最近は、モノでなくコトを売るとか、ストーリーが大事だと言われますが、人間の心理からすると一面しか見ていません。人は、「自分が買う理由」が分かったから心を動かすのであって、その1つにストーリーが含まれる。
だから人の心が動く本質を知ることが大切。また、消費者は心のつながりがある相手から買いたいと思うもの。売り手側の方から心のつながりをつくらないと、安売り店に流れてしまいます。
丁寧な需要創造が鍵
―― 経営者は自店の魅力を語り、消費者がそこで買う理由を発信する努力が必要ですね。
我々は"天然"と呼んでいますが、顧客に選ばれる情報発信を自然とやれる人が会員さんの中に2~3割はいます。ただそれが仕組みになっていないのでロスが多い。私たちは行動科学という科学的アプローチを使って、情報発信が誰でもできるようになるプログラムを開発しています。
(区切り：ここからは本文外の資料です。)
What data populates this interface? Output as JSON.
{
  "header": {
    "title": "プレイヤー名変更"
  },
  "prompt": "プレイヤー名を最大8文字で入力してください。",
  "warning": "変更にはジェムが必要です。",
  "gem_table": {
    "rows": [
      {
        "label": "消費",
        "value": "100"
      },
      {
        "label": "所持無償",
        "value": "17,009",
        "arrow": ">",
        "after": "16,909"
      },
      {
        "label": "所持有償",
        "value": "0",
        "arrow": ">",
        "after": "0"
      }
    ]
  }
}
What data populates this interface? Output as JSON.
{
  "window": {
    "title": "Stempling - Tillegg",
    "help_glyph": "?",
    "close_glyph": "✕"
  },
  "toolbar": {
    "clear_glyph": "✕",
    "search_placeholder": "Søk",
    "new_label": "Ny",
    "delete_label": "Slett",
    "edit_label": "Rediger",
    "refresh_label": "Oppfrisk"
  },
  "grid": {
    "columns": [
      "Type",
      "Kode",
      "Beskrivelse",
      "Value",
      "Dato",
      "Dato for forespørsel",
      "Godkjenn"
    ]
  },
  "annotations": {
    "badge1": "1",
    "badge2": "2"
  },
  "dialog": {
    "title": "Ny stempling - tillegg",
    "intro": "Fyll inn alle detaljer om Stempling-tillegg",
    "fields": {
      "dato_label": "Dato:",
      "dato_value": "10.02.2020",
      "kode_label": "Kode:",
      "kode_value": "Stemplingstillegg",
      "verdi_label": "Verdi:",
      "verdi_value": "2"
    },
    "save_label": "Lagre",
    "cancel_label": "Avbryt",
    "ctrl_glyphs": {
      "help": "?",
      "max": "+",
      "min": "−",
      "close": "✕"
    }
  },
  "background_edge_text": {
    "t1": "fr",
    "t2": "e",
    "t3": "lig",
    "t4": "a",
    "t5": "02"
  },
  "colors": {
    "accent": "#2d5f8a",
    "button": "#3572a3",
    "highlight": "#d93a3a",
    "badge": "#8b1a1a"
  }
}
―― 新たな市場創造で成功している業界の事例はありますか。
日本酒業界の例があります。ある名門酒会が、需要が下がる2月に的を絞り、「立春の朝、搾った酒を夜に飲む」という市場創造に取り組んだ。参加する酒蔵を増やしていき、業界全体が連携して消費者に働きかけた結果、今では1日に26万本売れています。
このような市場創造を住宅業界でもやりたいですね。丁寧な需要創造と、自社がお客さんに選ばれる理由を真摯(しんし)につくる。売り上げを生み出す「お客さんの感性と行動」について共に学び、業界全体で市場創造に取り組んでほしいと思います。